Review – Lost at the Con
While we’re a comic book site primarily we do delve into other facets like video games, games, movies and television, so it was a natural fit to review Bryan Young‘s Lost at the Con. The book revolves around a political reporter named Cobb who has to head to Atlanta to cover a geek convention. From the website:
Lost at the Con tells the tale of a drunken political journalist and his dangerous assignment to a sci-fi/fantasy convention. It’s a blend of fictional Gonzo journalism and geek culture in a way that is sure to please audiences inside and outside the geek community.
The book’s concept is great, only bettered by it’s execution. But, where to start with the praise? I guess you can begin with the main character Cobb himself. I work in the world of politics and know so many political reporters. Cobb is portrayed as a drunk, slightly detached from reality and a pessimistic curmudgeon. In reality, a lot of the political reports I know are just drunks. Alcohol plays a big role in politics, whether it’s going out post work to network at bars, heading to work events (where alcohol flows freely) or heading home and drinking to forget. It’s all there in reality, so it’s presence in the book is a necessity. Cobb is likeable in a sense that he’s a mess and you know what’s going to come out of his mouth and how he’s going to react will be entertaining. After a while though, he also becomes someone you sympathize with as his journey continues and he opens up as a person.

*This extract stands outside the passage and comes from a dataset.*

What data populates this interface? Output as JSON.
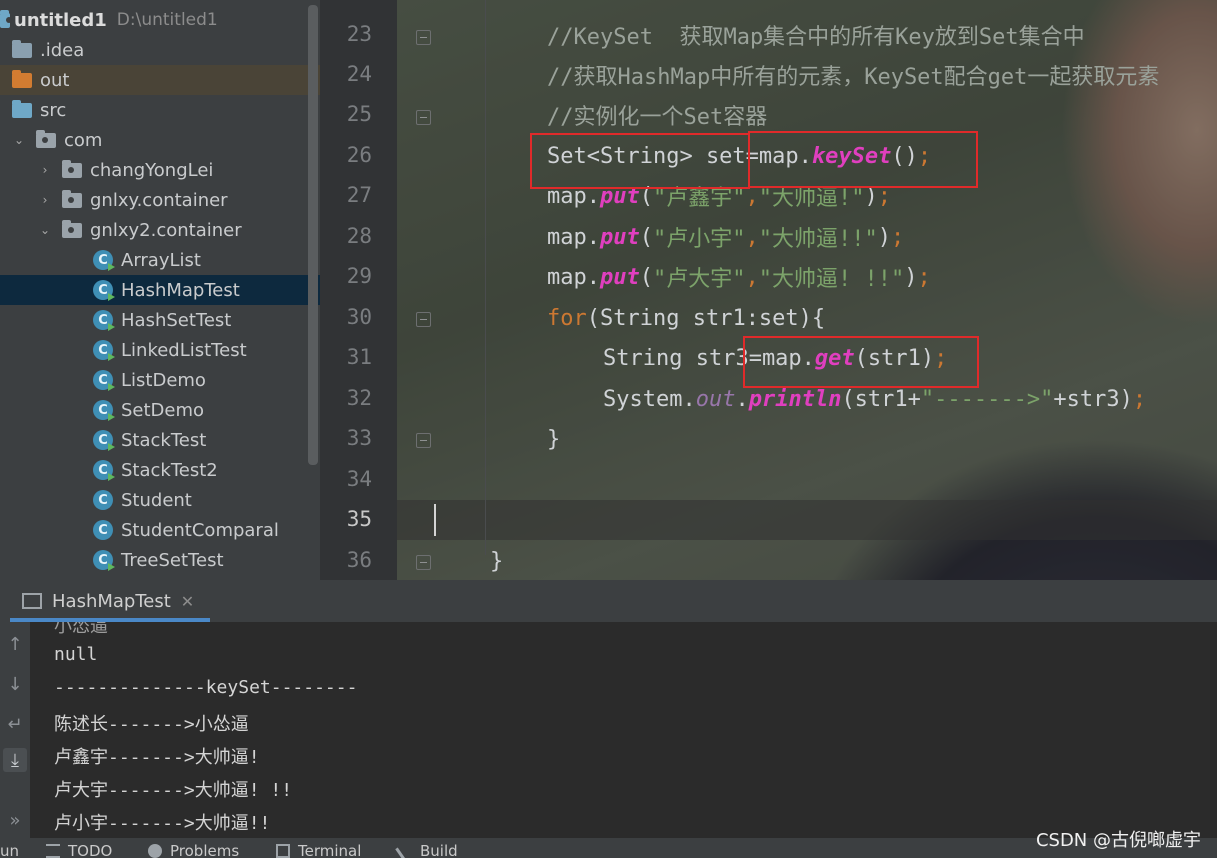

But the star of the book is the convention it takes place in. It perfectly captures the hodgepodge false reality created for those attending such conventions. The people dressing up, the panels, stars signing pictures, it’s all there to be dissected by this reporter outsider. It’s all accurate and capture the feeling of a convention, both during hours and the parties after. Alcohol flows, drugs are used and dancing ensues in a series events befitting Hunter S. Thompson.
The book is solid. It’s entertaining, funny, eye opening (if you’ve never been to a convention), over the top (but realistic) and most of all it has heart. You care about Cobb towards the end, and while it’s not some amazing transformation like an After School Special, he shows enough growth that you’re cheering for him by the end. If you like gonzo journalism, politics or conventions, really if you like a good read, this is a definite buy and read.
Bryan Young provided Graphic Policy with an advance copy of the book for FREE for review.